One overlooked weakness, one port left open, and the threat of attack increases exponentially.
We have already begun to see cyberespionage being utilised by governments. Russian influence in the US election remains fiercely debated, but most accept they had some influence on the outcome. North Korea has long been suspected of engineering several cyberattacks against the West, including the November 2014 Sony hack. In addition to using it to damage their enemies, they have also allegedly used cyberespionage to help sustain themselves in the face of sanctions. A hack of the Bangladesh central bank, which was meticulously planned to take advantage of national holidays in two different countries, netted the attackers 81 million USD, which would make it one of the most expensive bank heists of all time. Similarly, Oxford and Cambridge have had research stolen by Iranian hackers, which allowed the state to get around sanctions that it still faces from many Western states. The first cyberweapon has already been deployed: the Stuxnet virus, suspected to have been created by either the US or Israel, infected computers at Iranian nuclear facilities, and caused centrifuges to fail, going undetected for more than a year.
While conventional warfare is not going away any time soon, it would be unwise to underestimate the threat that cyberwarfare and espionage poses.
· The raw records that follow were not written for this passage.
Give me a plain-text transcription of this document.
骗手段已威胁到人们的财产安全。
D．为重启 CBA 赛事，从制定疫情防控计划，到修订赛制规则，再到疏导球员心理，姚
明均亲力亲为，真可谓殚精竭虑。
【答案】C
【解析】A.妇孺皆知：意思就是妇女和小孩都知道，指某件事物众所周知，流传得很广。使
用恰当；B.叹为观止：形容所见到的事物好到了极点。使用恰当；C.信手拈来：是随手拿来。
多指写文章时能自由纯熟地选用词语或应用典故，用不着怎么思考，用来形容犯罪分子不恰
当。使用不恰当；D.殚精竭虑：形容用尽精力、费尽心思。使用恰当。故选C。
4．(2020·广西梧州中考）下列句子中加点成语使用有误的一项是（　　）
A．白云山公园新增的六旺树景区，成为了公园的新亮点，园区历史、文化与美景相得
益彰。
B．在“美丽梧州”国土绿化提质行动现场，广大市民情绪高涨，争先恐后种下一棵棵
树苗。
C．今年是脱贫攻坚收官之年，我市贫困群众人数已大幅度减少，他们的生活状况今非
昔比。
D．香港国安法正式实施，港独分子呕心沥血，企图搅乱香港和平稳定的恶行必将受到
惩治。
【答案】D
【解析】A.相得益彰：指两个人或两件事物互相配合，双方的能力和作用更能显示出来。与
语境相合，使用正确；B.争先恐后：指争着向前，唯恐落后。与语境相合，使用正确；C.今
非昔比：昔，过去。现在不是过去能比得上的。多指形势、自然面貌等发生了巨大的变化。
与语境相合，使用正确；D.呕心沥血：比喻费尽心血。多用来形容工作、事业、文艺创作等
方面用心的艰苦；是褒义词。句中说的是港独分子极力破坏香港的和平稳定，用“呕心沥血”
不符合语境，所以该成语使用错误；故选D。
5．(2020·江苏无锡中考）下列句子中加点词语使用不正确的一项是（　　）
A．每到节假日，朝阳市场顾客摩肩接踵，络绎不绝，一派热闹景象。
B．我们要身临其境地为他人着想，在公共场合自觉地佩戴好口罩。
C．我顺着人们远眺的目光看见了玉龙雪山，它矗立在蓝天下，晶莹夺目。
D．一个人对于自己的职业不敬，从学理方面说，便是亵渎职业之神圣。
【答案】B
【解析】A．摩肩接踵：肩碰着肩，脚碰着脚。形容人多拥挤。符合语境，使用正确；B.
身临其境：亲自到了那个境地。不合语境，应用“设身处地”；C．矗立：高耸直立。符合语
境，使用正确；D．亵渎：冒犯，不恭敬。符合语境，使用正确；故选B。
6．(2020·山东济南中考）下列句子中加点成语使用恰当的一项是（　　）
Keeping a nation and its infrastructure safe requires constant vigilance, careful network design, and proactivity in updating and monitoring equipment. Sadly, governments (and frequently private sector businesses) all too frequently adopt an “if it ain’t broke don’t fix it” attitude to IT and network security. The NHS computers infected with WannaCry, for instance, were still running Windows XP. If the West wishes to extend its privileged position in the new emerging global order into the much more level field of cyberwarfare, they would be well advised to modify this strategy and commit to investing in network infrastructure.